Amerikanische Studenten sind handverlesen
Das deutsche System, in dem die Studenten entweder schwimmen lernen oder untergehen, mag seine Vorteile haben, da es die Eigenständigkeit fördert. Aber es wäre effizienter, wenn nur die Studenten zur Universität zugelassen würden, von denen man meint, dass sie das Zeug dazu haben, und diese dann besser zu unterstützen. Unbeschadet dessen, dass im deutschen System eigenständiges Lernen gefordert ist, fördert auch das amerikanische System mit seinen kleinen Kursen und Diskussionsgelegenheiten autonomes Lernen. Die besten amerikanischen Universitäten arbeiten nach dem Modell, dass alle, die aufgenommen werden, großzügige Unterstützung erhalten, da von ihnen ja vorausgesetzt wird, dass sie in der Lage sind, ein Studium erfolgreich abzuschließen.
Meine deutschen Bekannten, die als Gastdozenten in den Vereinigten Staaten gelehrt haben, sprechen in der Regel positiv über ihre Erfahrungen mit amerikanischen Studenten.
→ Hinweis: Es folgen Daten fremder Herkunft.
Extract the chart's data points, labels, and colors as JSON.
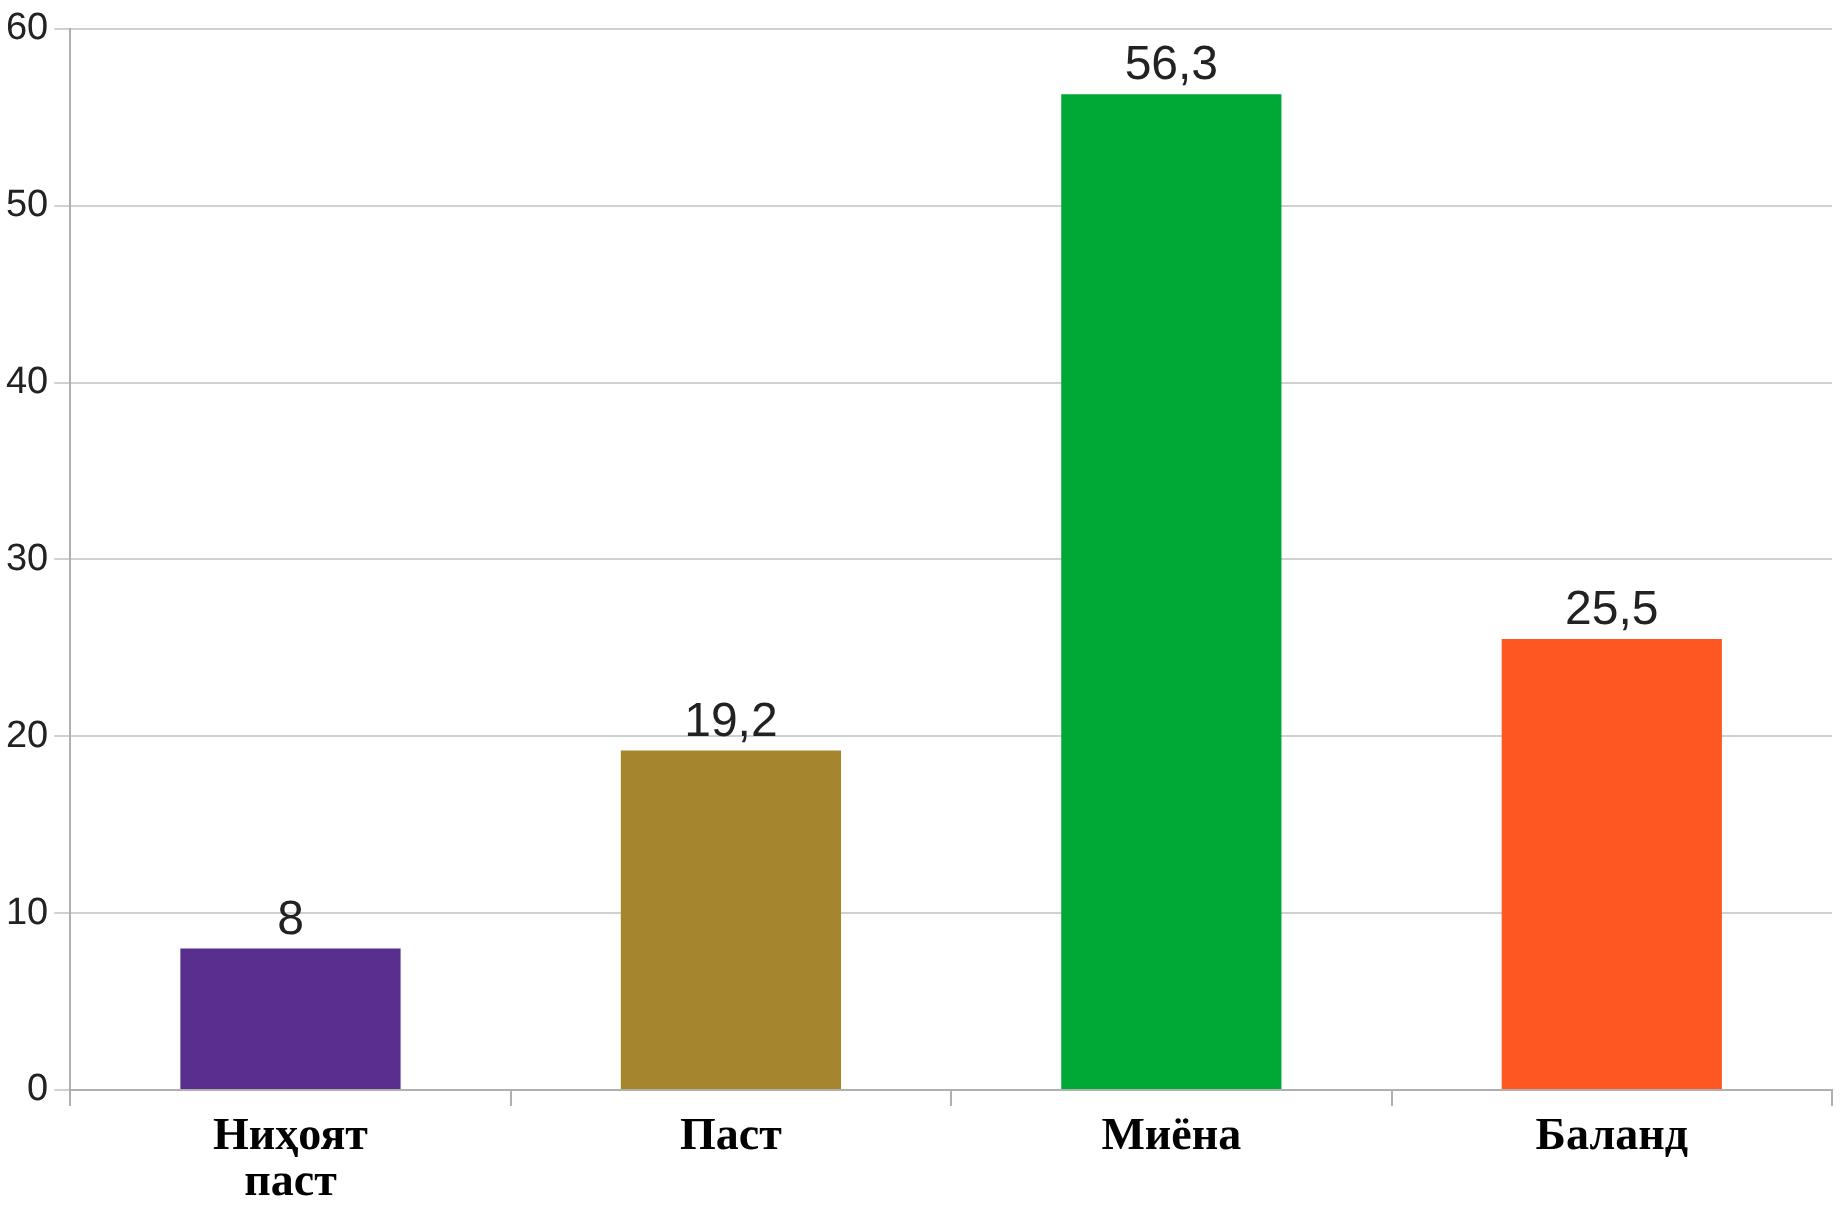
{
  "chart_data": {
    "type": "bar",
    "categories": [
      "Ниҳоят паст",
      "Паст",
      "Миёна",
      "Баланд"
    ],
    "values": [
      8,
      19.2,
      56.3,
      25.5
    ],
    "colors": [
      "#582f8c",
      "#a5862c",
      "#00a835",
      "#ff5722"
    ],
    "value_labels": [
      "8",
      "19,2",
      "56,3",
      "25,5"
    ],
    "ylim": [
      0,
      60
    ],
    "yticks": [
      0,
      10,
      20,
      30,
      40,
      50,
      60
    ],
    "grid": "y",
    "legend": false
  }
}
Das hat nichts damit zu tun, dass unsere Studenten mehr wüssten. Es hat vielmehr damit zu tun, dass es Spaß macht, so wissbegierige Studenten zu unterrichten, die zu jeder Sitzung gut vorbereitet sind und, gleichgültig welches Thema gerade auf dem Plan steht, stets sehr neugierig sind. Anders als in Deutschland sind diese Studenten durch eine Auslese gegangen und ihre Familien haben so manches Opfer gebracht, um ihnen diese wertvolle Erfahrung zu ermöglichen.